All and all as I remember, we had a great time. As we began the trek homeward we stopped in Butte, Montana, to do laundry. The laundromat was on Harrison Avenue, one of the main streets in the town. As Mom and I looked out the window, watching a tumbleweed roll down the middle of the street with the temperature at 104, Mom stated, "This is the last place on earth I'd want to live." By December of that very year, it's exactly where we were living!
The next summer with Mom eight months pregnant, one of our favorite Seattle neighbor's drove out for a visit.  Bea, Earl and their son Bobby had been great friends. Bobby was the first kiddo I ever babysat, Bea is responsible for my love of knitting, and Earl was always laughing and fun to be around even after being in a TB sanatorium for two years and ultimately loosing a lung to the disease.
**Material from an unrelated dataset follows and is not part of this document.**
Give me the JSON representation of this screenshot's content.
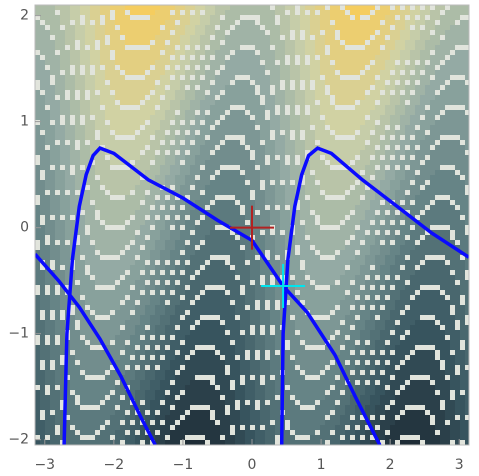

We had a great time tent camping in Yellowstone. The black bears would add a little excitement to the campground by wandering in and out of the campsites looking for goodies in garbage cans or heading to the immense garbage dumps nearby. After we were all settled in sleeping bags inside the tent late one night, my dad was woken to the sound of the ice chest rattling just outside the doorway of the tent. Dad instantly jumped out of his sleeping bag and began yelling for the bear to leave. He got the tent door unzipped and jumped out to not only protect us but the ice chest from the bear. Standing in the middle of the campsite in nothing but this undies he spied not a black bear but Earl! The next day Earl was still chuckling about how he had tricked Dad.
The next night we all were snuggled into sleeping bags and were either asleep or nearing dreamland when the same procedure was followed but with a little different outcome. The ice chest began to rattle but Dad refused to move and just shouted at Earl, "It was fun last night but not so much now. Earl just go to bed!" The noise subsided and Mom and Dad did a little grumbling back and forth about the neighbors taking a joke just a little to far.

It wasn't until morning, as we began getting cereal and milk out of the ice chest we realized there had been a bear outside our tent.  The ice chest was dented but the bear hadn't been able to get inside to  eat an early breakfast. Again the joke was on my dad and Earl spent the day chuckling as though he and the bear had been in cahoots.